Sopir Taksi Online Minta Dikecualikan dalam Ganjil-Genap

Tim Editor

Para sopir taksi online menggelar demonstrasi di depan Gedung Balai Kota Jakarta. (Diah/era.id)

Jakarta, era.id - Sejumlah sopir taksi online melakukan unjuk rasa di depan Gedung Balai Kota, Gambir, Jakarta Pusat. Mereka menuntut Gubernur DKI Jakarta Anies Baswedan untuk memberikan kepastian akses bebas ganjil-genap kepada taksi online

Melihat perencanaan perluasan wilayah ganjiI genap yang saat ini sedang dalam uji coba oleh Pemerintah Provinsi DKI Jakarta, angkutan umum yang dibebaskan dalam zona ganjil-genap hanya berplat kuning. 

"Hal tersebut sangat memberatkan kami selaku pengemudi transponasi berbasis aplikasi," kata salah satu koordinator aksi, Alifamansyah, saat ditemui di lokasi, Senin (19/8/2019).

Saat ini, perapan sistem ganjil-genap dalam tahap uji coba sampai 6 September. Anies masih belum memberikan kepastian apakah kendaraan roda empat berbasis aplikasi tersebut bakalan bebas atau turut dikenakan pembatasan ganjil-genap.

Pergub mengenai kebijakan perluasan ganjil-genap ini pun belum juga dirampungkan. Oleh karena itu, para pengemudi taksi online ini menuntut Anies mengizinkan mereka beroperasi dalam ganjil-genap, tapi mereka menolak penandaan dengan mengubah Tanda Nomer Kendaraaan Bermotor (TNKB) menjadi plat kuning.

Mereka lebih setuju pembubuhan stiker khusus kepada taksi online yang telah memenuhi persyaratan sesuai dengan Peraturan Menteri Perhubungan nomor 118/2018. "HaI ini kami usulkan untuk menghindari penyalahgunaan stiker oleh pihak-pihak yang tidak berkepentingan," tutur dia. 



Mumpung Pergubnya belum disahkan, mereka meminta organisasi yang menaungi aspirasi para pengemudi taksi online dilibatkan dalam perumusan ganjil-genap. 

Salah satu perwakilan mereka akhirnya masuk ke dalam gedung Balai Kota untuk bernegosiasi dengan Kepala Dinas Perhubungan Syafrin Liputo. Sambil menunggu, para peserta aksi menyetel lagu-lagu sebagai hiburan. Lagu-lagu pop, daerah, hingga dangdut dimainkan. Terik matahari tak menurunkan niat mereka untuk berjoget bersama. 

Aksi demo ini ternyata mengakibatkan kemacetan di Jalan Medan Merdeka Selatan. Bagaimana tidak, para peserta aksi memarkirkan kendaraan mereka di sepanjang jalan hingga menutup tiga jalur. Dishub dan kepolisian pun turun tangan untuk mengatur lalu lintas.

Kapolres Metro Jakarta Pusat Kombes Harry Kurniawan sampai merasa perlu naik ke atas mobil komando untuk meminta peserta aksi untuk bersikap kooperatif dalam menyuarakan aspirasinya agar kemacetan tidak menjadi lebih parah. 

"Saya datang dari ujung sana (Tugu Tani) mau masuk ke sini (Balai Kota) sampai satu jam lebih. Kalau saya, Kapolres, udah sering kena macet, tetapi saya mendengar aspirasi dari masyarakat," tutur Harry. 

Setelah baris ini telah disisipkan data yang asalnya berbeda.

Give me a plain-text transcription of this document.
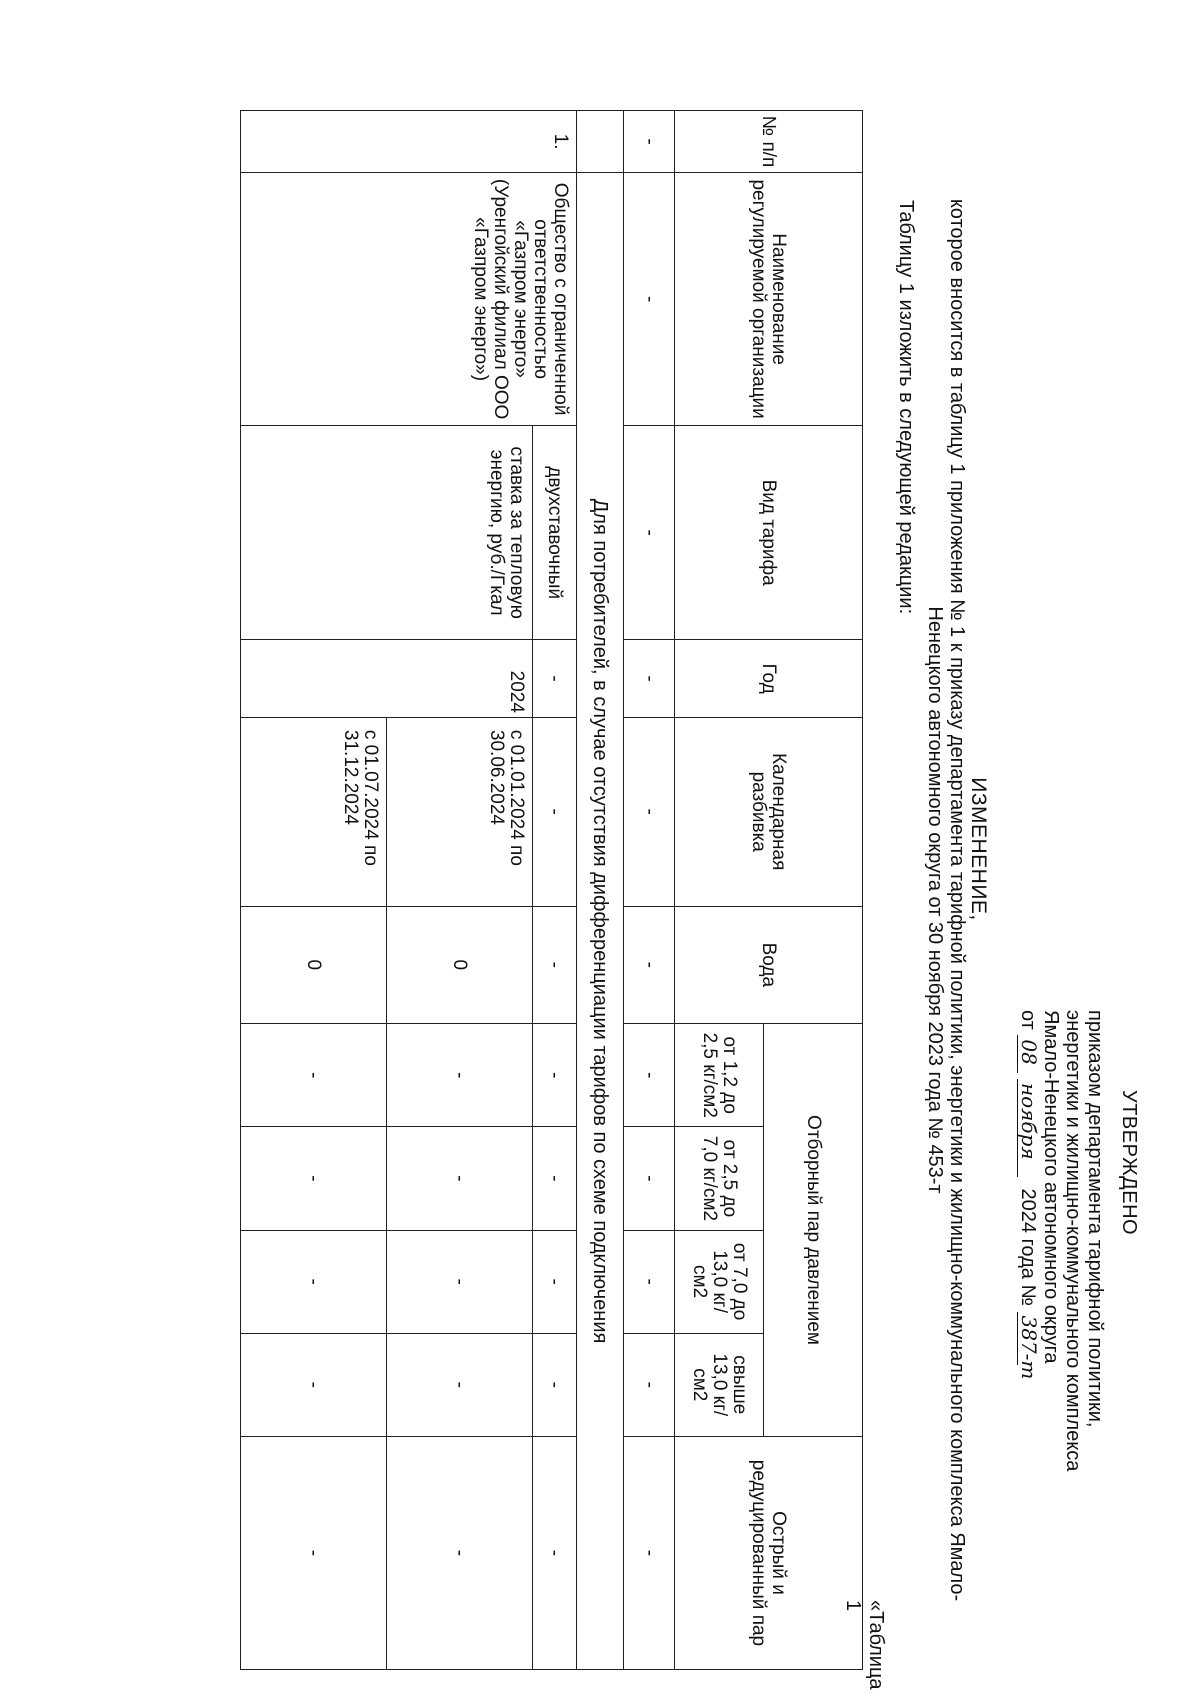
УТВЕРЖДЕНО
приказом департамента тарифной политики,
энергетики и жилищно-коммунального комплекса
Ямало-Ненецкого автономного округа
от 08 ноября 2024 года № 387-т
ИЗМЕНЕНИЕ,
которое вносится в таблицу 1 приложения № 1 к приказу департамента тарифной политики, энергетики и жилищно-коммунального комплекса Ямало-Ненецкого автономного округа от 30 ноября 2023 года № 453-т
Таблицу 1 изложить в следующей редакции:
«Таблица 1
№ п/п	Наименование регулируемой организации	Вид тарифа	Год	Календарная разбивка	Вода	Отборный пар давлением				Острый и редуцированный пар
						от 1,2 до 2,5 кг/см2	от 2,5 до 7,0 кг/см2	от 7,0 до 13,0 кг/см2	свыше 13,0 кг/см2	
-	-	-	-	-	-	-	-	-	-	-
	Для потребителей, в случае отсутствия дифференциации тарифов по схеме подключения									
1.	Общество с ограниченной ответственностью «Газпром энерго» (Уренгойский филиал ООО «Газпром энерго»)	двухставочный	-	-	-	-	-	-	-	-
		ставка за тепловую энергию, руб./Гкал	2024	с 01.01.2024 по 30.06.2024	0	-	-	-	-	-
				с 01.07.2024 по 31.12.2024	0	-	-	-	-	-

"Mereka menyampaikan 'ini siapa sih yang bikin macet?' Saya bilang 'Enggak ada yang bikin macet, kebetulan ada yang sedang menyuarakan suara, polisi jaga berdiri dan jaga semua di sini'," tambahnya. 

Negosiasi akhirnya selesai. Di depan massa aksi, Kadishub Syafrin Liputo bilang pihaknya akan menampung aspirasi sopir taksi online untuk dibahas lebih lanjut. 

"Untuk kebijakan ganjil-genap sedang tahap uji coba. Kami sampaikan bahwa pada masa uji coba ini kita menerima masukan dan saran. Seluruh aspirasi ini kami tampung untuk dibahas dalam evaluasi. Komunitas yg ada akan kita undang dalam uji publik nanti," jelas Syafrin.